* Steel rebar slips after brief recovery
* Trading volatile ahead of year-end
(Updating with settlement prices)
BEIJING Dec 29 Chinese steel rebar prices fell
more than 2 percent, reversing the previous day's gains, while
coke and coking coal remained under pressure on Thursday as
concerns about weakening demand returned in volatile end-of-year
"The pullback shows traders are not confident about the
steel market and future demand during the winter," said Wang
Yilin, steel analyst at Sinosteel Futures.
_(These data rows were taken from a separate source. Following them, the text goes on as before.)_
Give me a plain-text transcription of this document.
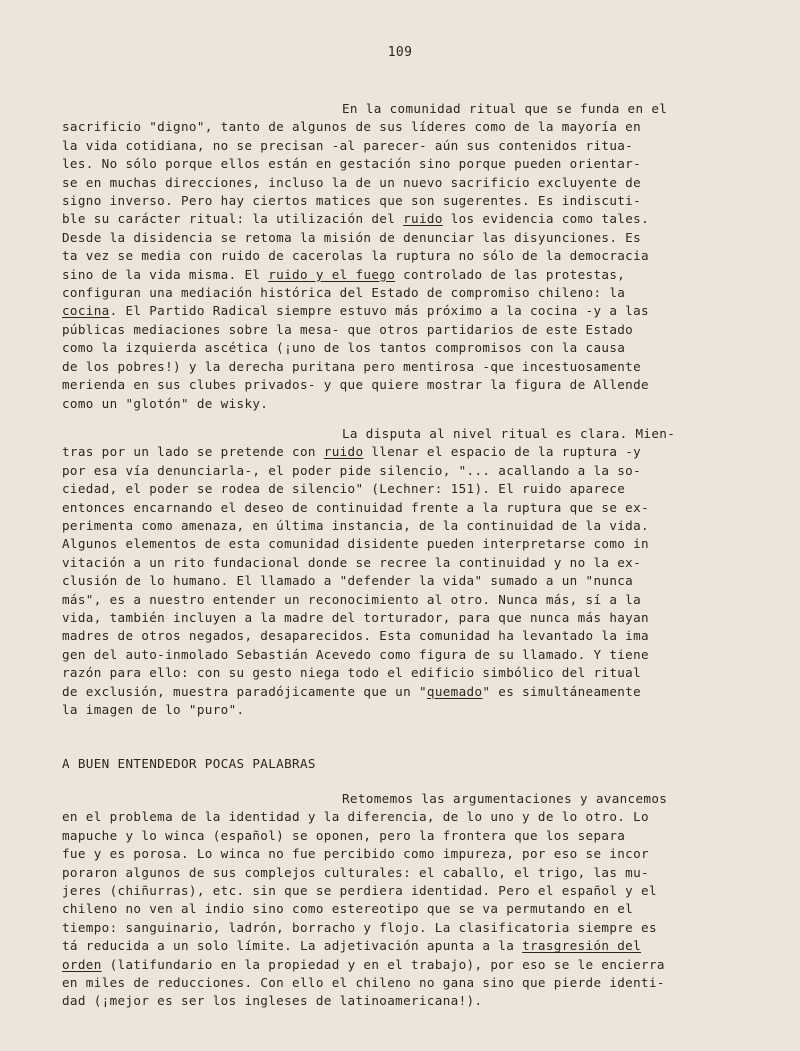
109
En la comunidad ritual que se funda en el
sacrificio "digno", tanto de algunos de sus líderes como de la mayoría en
la vida cotidiana, no se precisan -al parecer- aún sus contenidos ritua-
les. No sólo porque ellos están en gestación sino porque pueden orientar-
se en muchas direcciones, incluso la de un nuevo sacrificio excluyente de
signo inverso. Pero hay ciertos matices que son sugerentes. Es indiscuti-
ble su carácter ritual: la utilización del ruido los evidencia como tales.
Desde la disidencia se retoma la misión de denunciar las disyunciones. Es
ta vez se media con ruido de cacerolas la ruptura no sólo de la democracia
sino de la vida misma. El ruido y el fuego controlado de las protestas,
configuran una mediación histórica del Estado de compromiso chileno: la
cocina. El Partido Radical siempre estuvo más próximo a la cocina -y a las
públicas mediaciones sobre la mesa- que otros partidarios de este Estado
como la izquierda ascética (¡uno de los tantos compromisos con la causa
de los pobres!) y la derecha puritana pero mentirosa -que incestuosamente
merienda en sus clubes privados- y que quiere mostrar la figura de Allende
como un "glotón" de wisky.
La disputa al nivel ritual es clara. Mien-
tras por un lado se pretende con ruido llenar el espacio de la ruptura -y
por esa vía denunciarla-, el poder pide silencio, "... acallando a la so-
ciedad, el poder se rodea de silencio" (Lechner: 151). El ruido aparece
entonces encarnando el deseo de continuidad frente a la ruptura que se ex-
perimenta como amenaza, en última instancia, de la continuidad de la vida.
Algunos elementos de esta comunidad disidente pueden interpretarse como in
vitación a un rito fundacional donde se recree la continuidad y no la ex-
clusión de lo humano. El llamado a "defender la vida" sumado a un "nunca
más", es a nuestro entender un reconocimiento al otro. Nunca más, sí a la
vida, también incluyen a la madre del torturador, para que nunca más hayan
madres de otros negados, desaparecidos. Esta comunidad ha levantado la ima
gen del auto-inmolado Sebastián Acevedo como figura de su llamado. Y tiene
razón para ello: con su gesto niega todo el edificio simbólico del ritual
de exclusión, muestra paradójicamente que un "quemado" es simultáneamente
la imagen de lo "puro".
A BUEN ENTENDEDOR POCAS PALABRAS
Retomemos las argumentaciones y avancemos
en el problema de la identidad y la diferencia, de lo uno y de lo otro. Lo
mapuche y lo winca (español) se oponen, pero la frontera que los separa
fue y es porosa. Lo winca no fue percibido como impureza, por eso se incor
poraron algunos de sus complejos culturales: el caballo, el trigo, las mu-
jeres (chiñurras), etc. sin que se perdiera identidad. Pero el español y el
chileno no ven al indio sino como estereotipo que se va permutando en el
tiempo: sanguinario, ladrón, borracho y flojo. La clasificatoria siempre es
tá reducida a un solo límite. La adjetivación apunta a la trasgresión del
orden (latifundario en la propiedad y en el trabajo), por eso se le encierra
en miles de reducciones. Con ello el chileno no gana sino que pierde identi-
dad (¡mejor es ser los ingleses de latinoamericana!).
The most-active rebar contract for May delivery on the
Shanghai Futures Exchange settled down 2.0 percent at
2,951 yuan ($424.35) per tonne.
Prices have been seesawing on a daily basis this week amid
low turnover with major international exchanges shut for the
Christmas holidays and ahead of the New Year.
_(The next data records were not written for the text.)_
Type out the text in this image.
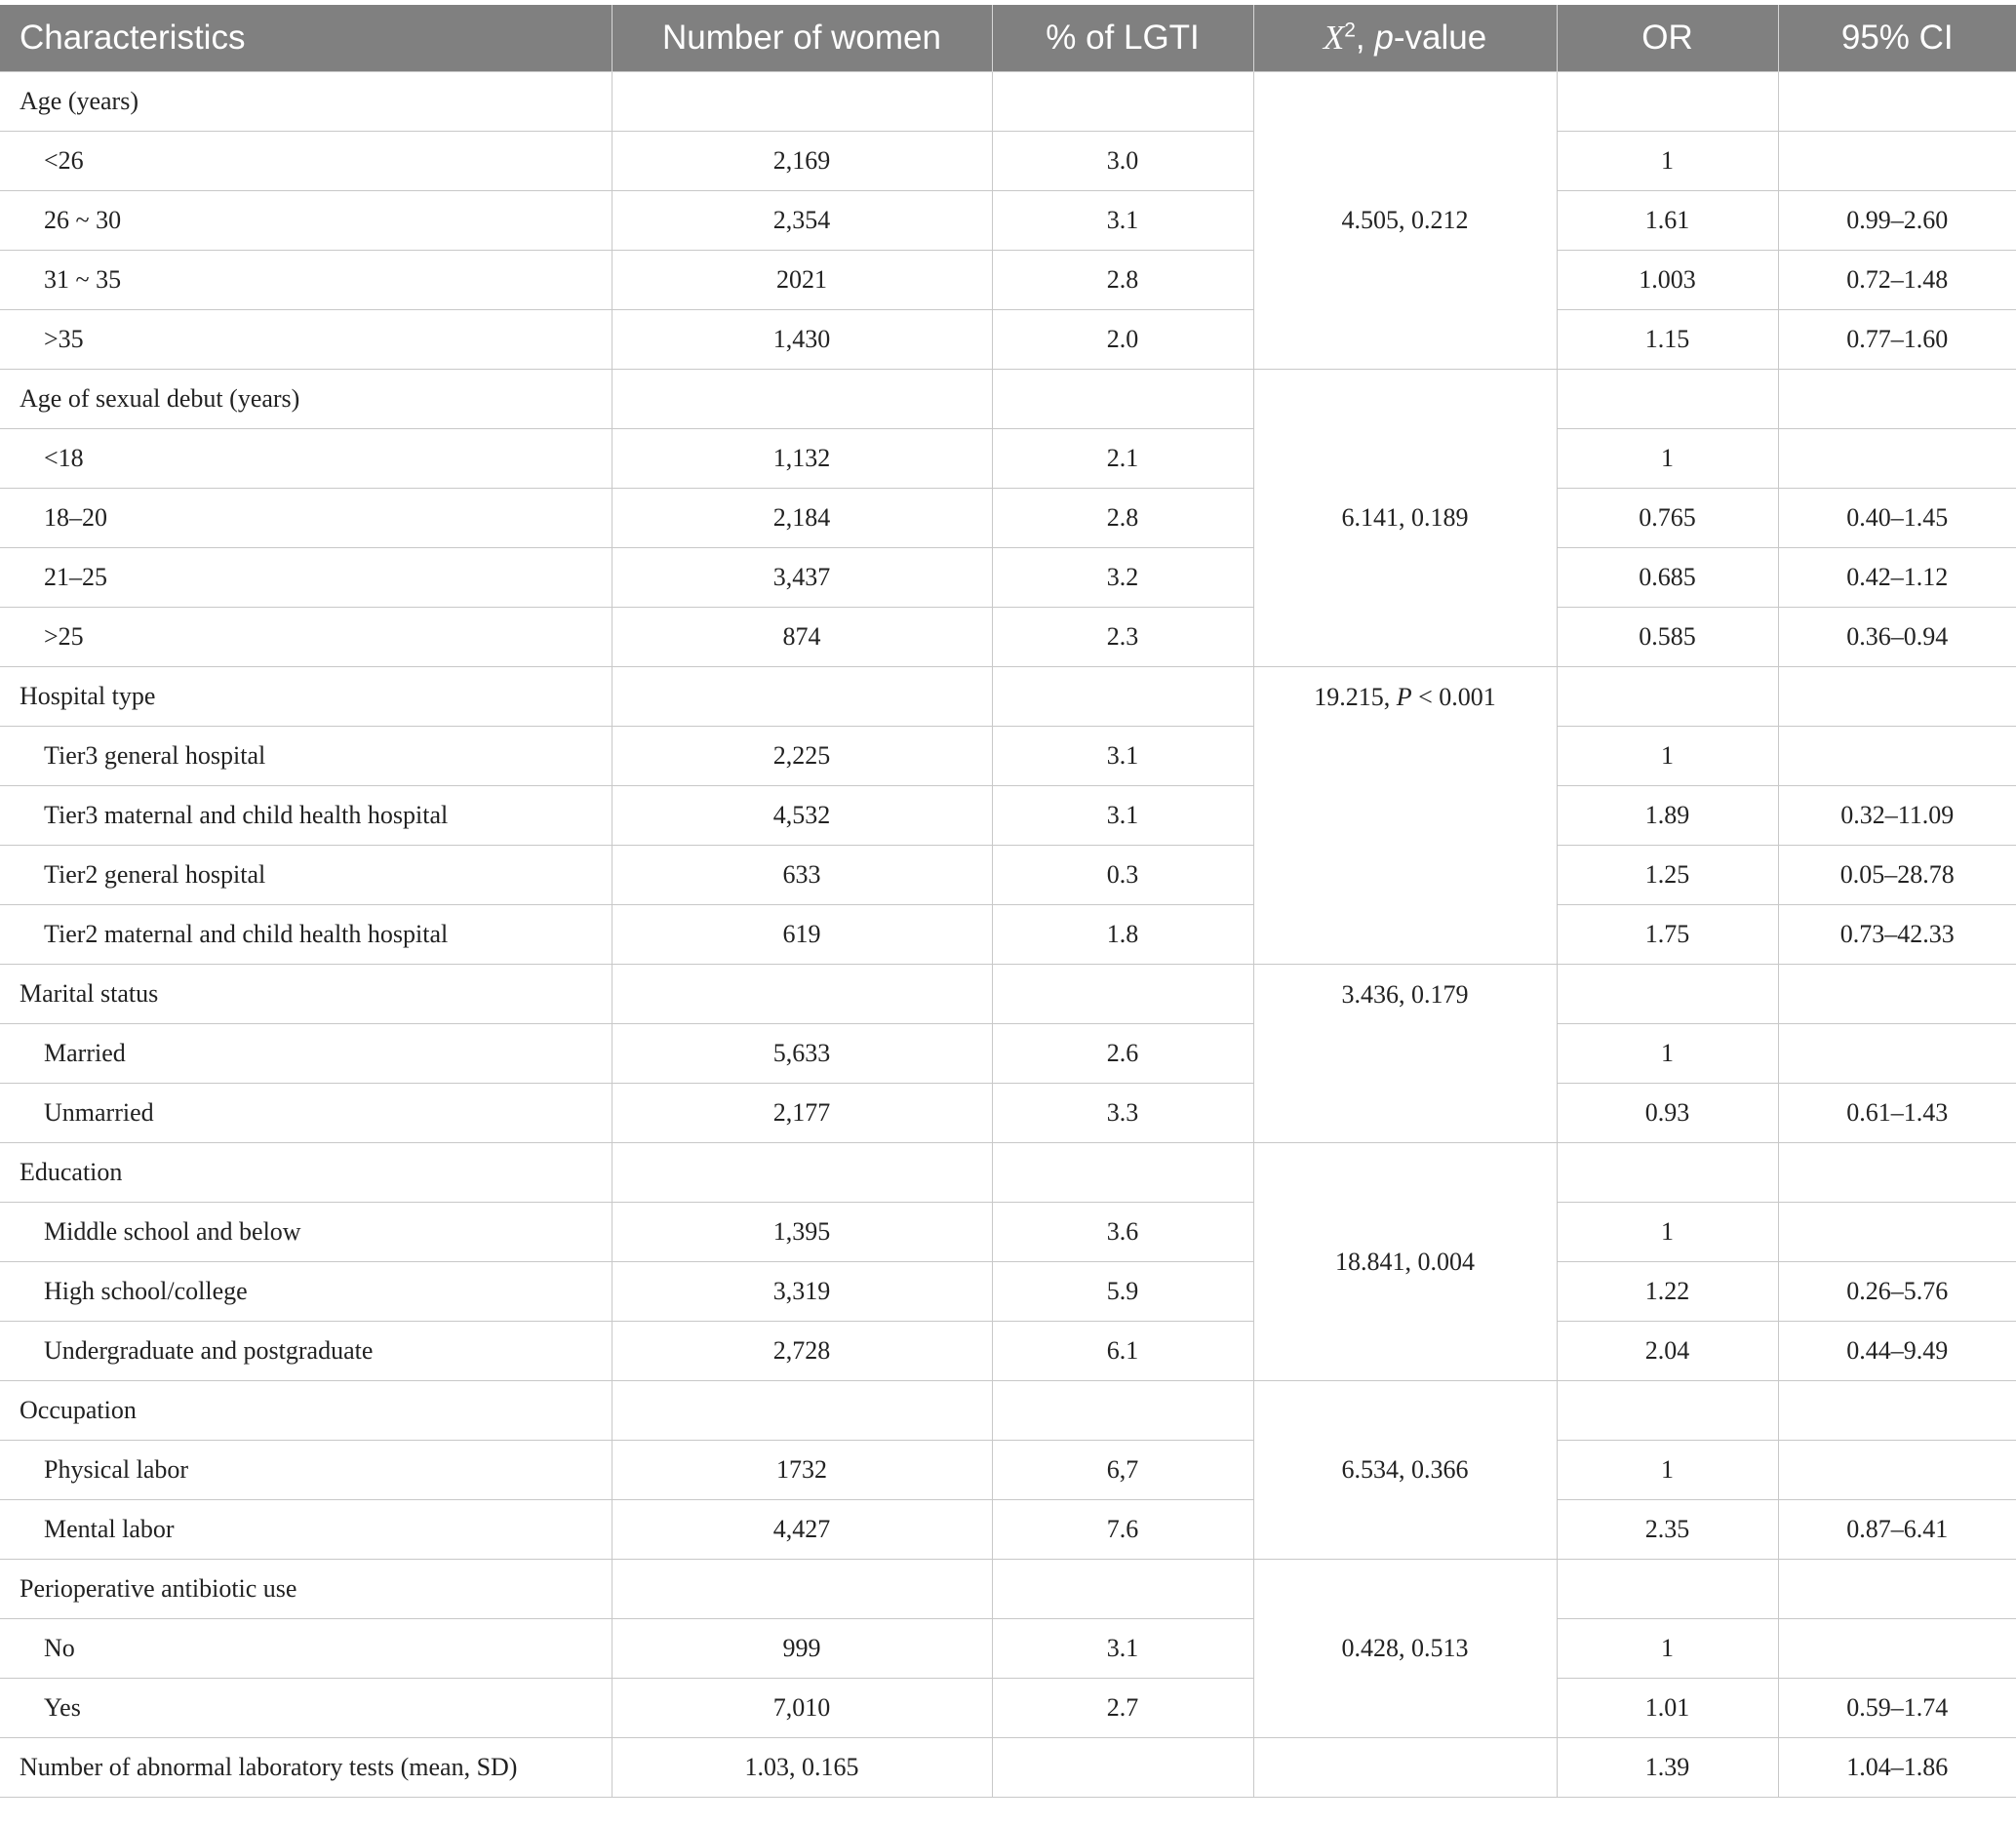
Characteristics	Number of women	% of LGTI	$X^2$, p-value	OR	95% CI
Age (years)			4.505, 0.212		
<26	2,169	3.0		1	
26 ~ 30	2,354	3.1		1.61	0.99–2.60
31 ~ 35	2021	2.8		1.003	0.72–1.48
>35	1,430	2.0		1.15	0.77–1.60
Age of sexual debut (years)			6.141, 0.189		
<18	1,132	2.1		1	
18–20	2,184	2.8		0.765	0.40–1.45
21–25	3,437	3.2		0.685	0.42–1.12
>25	874	2.3		0.585	0.36–0.94
Hospital type			19.215, P < 0.001		
Tier3 general hospital	2,225	3.1		1	
Tier3 maternal and child health hospital	4,532	3.1		1.89	0.32–11.09
Tier2 general hospital	633	0.3		1.25	0.05–28.78
Tier2 maternal and child health hospital	619	1.8		1.75	0.73–42.33
Marital status			3.436, 0.179		
Married	5,633	2.6		1	
Unmarried	2,177	3.3		0.93	0.61–1.43
Education			18.841, 0.004		
Middle school and below	1,395	3.6		1	
High school/college	3,319	5.9		1.22	0.26–5.76
Undergraduate and postgraduate	2,728	6.1		2.04	0.44–9.49
Occupation			6.534, 0.366		
Physical labor	1732	6,7		1	
Mental labor	4,427	7.6		2.35	0.87–6.41
Perioperative antibiotic use			0.428, 0.513		
No	999	3.1		1	
Yes	7,010	2.7		1.01	0.59–1.74
Number of abnormal laboratory tests (mean, SD)	1.03, 0.165			1.39	1.04–1.86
Iron ore on the Dalian Commodity Exchange rose 0.1
percent to settle at 564.5 yuan a tonne.
Steel mills typically curb their output as the construction
industry slows during the quieter winter months and ahead of the
Chinese Lunar New Year holiday at the end of January.
Factory closures due to widespread pollution across northern
China last week renewed concerns that consumption of raw
materials like iron ore and coking coal may fall harder than is
usual for this time of year.
The most-active coking coal futures on the Dalian
Commodity Exchange were down 1.7 percent at 1,163 yuan per
tonne, after falling to the lowest since Oct. 18 on Tuesday.
Coke fell 2 percent to 1,535 yuan per tonne. On
Tuesday, prices hit their weakest since Nov. 3.